Once again it has taken me far too long to get around to writing up a couple of library visits I’ve enjoyed in recent months. They were both organised by the lovely NY Librarians meet-up group, and were to places which I hadn’t come across before, so as always I was keen to participate (which raises the perennial question: are librarians as a profession inherently more inquisitive than others?!). On Friday 21st June we took in the Nolen Art Library, and Wednesday 10th July found us at  Material Connexions.

Despite being a regular visitor to the Metropolitan Museum I had completely failed to discover the Nolen Library (though in fairness it occupies a somewhat out-of-the-way location in the Education Center). Very briefly, it contains a collection of some 8000 monographs, including exhibition catalogues, books about art, art history and artists, a children’s section and teaching resources. The museum has other, more specialist, library collections, but this one is open to the general public.

For me, the most exciting thing about the collection is it’s very existence – I don’t know a huge amount about art and visits to galleries often prompt me to wish there was an easy way to learn more about a particular artist/period/technique, but usually I’m too lazy to consider travelling to a major public library or embarking on an online quest in pursuit of whatever it may be. Knowing that I can just pop downstairs to look into something which interests me at the Met is wonderful.
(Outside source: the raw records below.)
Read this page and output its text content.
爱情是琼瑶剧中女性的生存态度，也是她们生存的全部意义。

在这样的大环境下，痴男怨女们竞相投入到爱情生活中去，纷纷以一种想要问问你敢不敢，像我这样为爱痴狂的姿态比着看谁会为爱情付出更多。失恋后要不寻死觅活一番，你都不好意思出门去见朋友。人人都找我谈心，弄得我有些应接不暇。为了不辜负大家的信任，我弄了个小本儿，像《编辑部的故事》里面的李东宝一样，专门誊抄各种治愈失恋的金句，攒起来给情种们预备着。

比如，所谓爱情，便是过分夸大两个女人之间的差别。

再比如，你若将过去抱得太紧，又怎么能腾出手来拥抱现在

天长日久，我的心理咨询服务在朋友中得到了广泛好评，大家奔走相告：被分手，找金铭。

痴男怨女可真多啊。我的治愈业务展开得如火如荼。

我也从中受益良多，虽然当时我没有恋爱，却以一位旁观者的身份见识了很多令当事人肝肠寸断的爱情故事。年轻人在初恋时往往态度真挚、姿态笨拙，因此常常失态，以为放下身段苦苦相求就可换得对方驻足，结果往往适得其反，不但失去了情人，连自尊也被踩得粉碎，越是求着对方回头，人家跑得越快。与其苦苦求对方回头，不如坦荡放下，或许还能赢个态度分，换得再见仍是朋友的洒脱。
Another benefit is that the library is staffed by librarians who also work in the other collections around the museum, so subject-specialist advice is only a question away.

Material Connexions couldn’t really have been more different, at least to look at – the library collection is comprised of samples of different materials, and I don’t think I spotted any books in the entire visit. (The IOM3 has a similar collection in London, in addition to their more traditional library, but this is a much more advanced version.) Materials are submitted by manufacturers and selected for addition to the collection by a panel of experts – their e-bulletin gives some idea of the range of things. Users pay for membership, and include architects, packaging designers, sportswear manufacturers, and students in a range of disciplines.

Once accessioned, items are added to the relevant parts of the collection (metals, fabrics, polymers and so on), and each sample is presented with a label containing basic details and manufacturer information. I believe more information is listed on the online catalogue, which can be searched in a variety of interesting ways including by material properties – waterproof, shiny, recyclable, etc. As a casual visitor one of the best things about the collection is that you are encouraged to touch as much as you like – interacting with the materials is a recommended research technique! This approach also encourages designers to come up with innovative new uses for products (if I remember correctly one example was a plastic mesh originally designed to go around cables which was subsequently used to make the upper surface for trainers).

Like the group visit to the NCC CUNY Information Commons back in April, I really appreciated the opportunity to peek into these collections – I love learning about different types of libraries and it makes me very happy that New York is so well endowed with both interesting collections and generous librarians who are willing to show them off!